On Monday, the FBI revealed that Crooks had looked online for information about mass shootings, power plants, improvised explosive devices and the May assassination attempt of the Slovakian prime minister.
The FBI also said that Trump has agreed to be interviewed by agents as a crime victim. Trump, who appeared at events in the days after the shooting with a bandage on his right ear, said he expects the interview to take place on Thursday.
At Cheatle's hearing last week, she said the Secret Service had “failed” in its mission to protect Trump. She called the attempt on Trump’s life the Secret Service’s “most significant operational failure” in decades and vowed to “move heaven and earth” to get to the bottom of what went wrong and make sure there’s no repeat of it.
Cheatle acknowledged that the Secret Service was told about a suspicious person two to five times before the shooting at the rally.

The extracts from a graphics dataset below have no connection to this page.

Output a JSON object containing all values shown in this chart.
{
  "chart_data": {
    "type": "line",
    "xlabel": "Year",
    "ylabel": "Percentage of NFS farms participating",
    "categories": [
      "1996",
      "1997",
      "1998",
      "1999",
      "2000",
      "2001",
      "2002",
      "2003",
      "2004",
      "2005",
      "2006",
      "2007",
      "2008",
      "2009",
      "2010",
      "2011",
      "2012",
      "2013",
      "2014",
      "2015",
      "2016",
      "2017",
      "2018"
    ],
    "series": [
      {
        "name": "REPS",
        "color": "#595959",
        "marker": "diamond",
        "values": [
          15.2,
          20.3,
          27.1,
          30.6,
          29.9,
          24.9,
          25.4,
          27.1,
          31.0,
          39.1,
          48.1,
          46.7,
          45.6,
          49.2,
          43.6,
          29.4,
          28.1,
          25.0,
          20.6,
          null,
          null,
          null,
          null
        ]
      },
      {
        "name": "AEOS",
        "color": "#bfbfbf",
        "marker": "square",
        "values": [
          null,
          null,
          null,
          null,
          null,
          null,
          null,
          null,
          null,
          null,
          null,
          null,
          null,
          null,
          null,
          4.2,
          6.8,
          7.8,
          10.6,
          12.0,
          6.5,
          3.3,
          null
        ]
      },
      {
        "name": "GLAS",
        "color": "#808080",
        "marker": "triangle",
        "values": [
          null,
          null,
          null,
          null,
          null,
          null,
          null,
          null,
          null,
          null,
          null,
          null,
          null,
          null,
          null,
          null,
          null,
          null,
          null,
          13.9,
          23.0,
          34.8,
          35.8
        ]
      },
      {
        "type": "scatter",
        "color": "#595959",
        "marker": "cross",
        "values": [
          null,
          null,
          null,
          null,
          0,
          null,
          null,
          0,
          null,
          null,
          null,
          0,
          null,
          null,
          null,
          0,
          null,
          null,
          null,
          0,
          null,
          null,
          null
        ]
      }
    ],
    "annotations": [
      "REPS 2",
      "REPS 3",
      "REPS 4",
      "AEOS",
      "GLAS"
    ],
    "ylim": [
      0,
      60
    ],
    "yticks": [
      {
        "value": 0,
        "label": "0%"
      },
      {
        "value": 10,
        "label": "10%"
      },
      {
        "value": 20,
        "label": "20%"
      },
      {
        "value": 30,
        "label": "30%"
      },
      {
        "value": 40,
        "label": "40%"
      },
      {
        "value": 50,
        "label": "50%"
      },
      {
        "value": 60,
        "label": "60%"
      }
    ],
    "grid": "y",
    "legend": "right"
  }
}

She also revealed that the roof from which Crooks opened fire had been identified as a potential vulnerability days before the rally.
In a Monday night interview on Fox News Channel, Trump defended the Secret Service agents who protected him from the shooting but said that someone should have been on the roof with Crooks and that there should have been better communication with local police.
“They didn’t speak to each other,” he said.
He praised the sniper who killed Crooks with what he said was an amazing shot but noted: “It would have been good if it was nine seconds sooner.”